ENERGY SUBSIDIES. Despite being enormously profitable, many oil and gas companies receive numerous tax subsidies. The industry has successfully defeated past repeal attempts. Obama’s proposal would repeal the tax deduction for intangible drilling costs for oil and gas wells; the deduction for depletion of oil and gas wells; the credit for enhanced oil recovery; and other items that exclusively benefit the energy industry. Revenue increase: $40 billion.
CORPORATE JET DEPRECIATION. This is a largely symbolic swipe at corporations that would end special accelerated depreciation for corporate jets. Revenue increase: $3 billion.
DEFERRAL OF FOREIGN INCOME - Profits earned by U.S. corporations overseas are not always taxed right away. This deferral of offshore corporate tax is at the core of many multinationals’ tax strategies. One result is that an estimated $1.5 trillion in U.S. profits is parked abroad avoiding taxes.
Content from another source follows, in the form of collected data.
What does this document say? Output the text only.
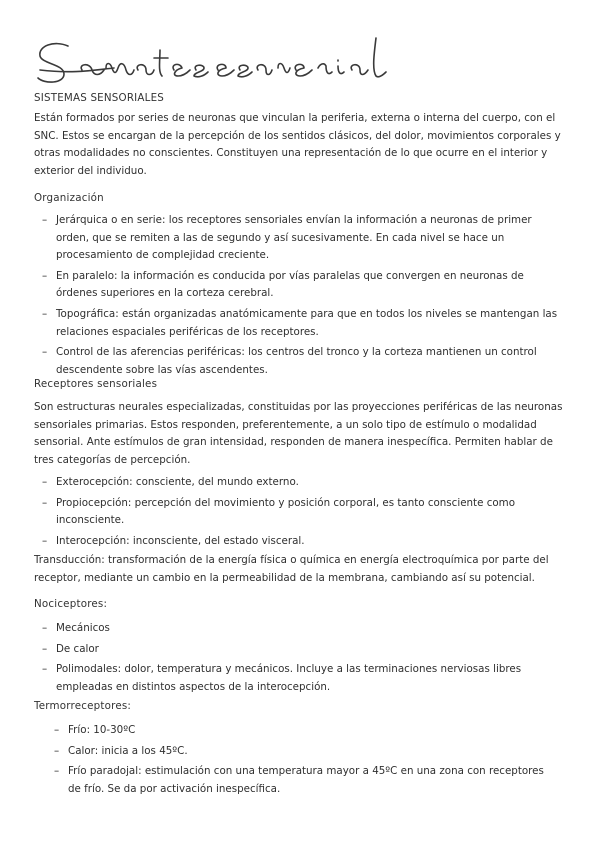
SISTEMAS SENSORIALES
Están formados por series de neuronas que vinculan la periferia, externa o interna del cuerpo, con el SNC. Estos se encargan de la percepción de los sentidos clásicos, del dolor, movimientos corporales y otras modalidades no conscientes. Constituyen una representación de lo que ocurre en el interior y exterior del individuo.
Organización
– Jerárquica o en serie: los receptores sensoriales envían la información a neuronas de primer orden, que se remiten a las de segundo y así sucesivamente. En cada nivel se hace un procesamiento de complejidad creciente.
– En paralelo: la información es conducida por vías paralelas que convergen en neuronas de órdenes superiores en la corteza cerebral.
– Topográfica: están organizadas anatómicamente para que en todos los niveles se mantengan las relaciones espaciales periféricas de los receptores.
– Control de las aferencias periféricas: los centros del tronco y la corteza mantienen un control descendente sobre las vías ascendentes.
Receptores sensoriales
Son estructuras neurales especializadas, constituidas por las proyecciones periféricas de las neuronas sensoriales primarias. Estos responden, preferentemente, a un solo tipo de estímulo o modalidad sensorial. Ante estímulos de gran intensidad, responden de manera inespecífica. Permiten hablar de tres categorías de percepción.
– Exterocepción: consciente, del mundo externo.
– Propiocepción: percepción del movimiento y posición corporal, es tanto consciente como inconsciente.
– Interocepción: inconsciente, del estado visceral.
Transducción: transformación de la energía física o química en energía electroquímica por parte del receptor, mediante un cambio en la permeabilidad de la membrana, cambiando así su potencial.
Nociceptores:
– Mecánicos
– De calor
– Polimodales: dolor, temperatura y mecánicos. Incluye a las terminaciones nerviosas libres empleadas en distintos aspectos de la interocepción.
Termorreceptores:
– Frío: 10-30ºC
– Calor: inicia a los 45ºC.
– Frío paradojal: estimulación con una temperatura mayor a 45ºC en una zona con receptores de frío. Se da por activación inespecífica.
Repealing deferral is high on some Democrats’ lists of tax reform targets. Corporations and some Republicans are pushing, instead, for a new territorial tax system that would permanently exempt active foreign income from taxes.
Pharmaceutical and high technology manufacturers, with valuable intellectual property easily moved around the globe, have a lot at stake in this debate.
DOMESTIC MANUFACTURING DEDUCTION - Making things in the United States, instead of abroad, gets companies a tax deduction. It is claimed by manufacturers; software, music and film producers; utilities, and construction firms.
Oil and gas companies this year fought off proposals to end their access to it. Other sectors could face pressure.
MORTGAGE INTEREST DEDUCTION - Interest paid on mortgages is tax deductible. For ordinary Americans, this tax break is often a vital part of the family budget. But mortgages on some vacation homes and luxury yachts are also tax-deductible. Reformers call this unfair and want to put an end to it.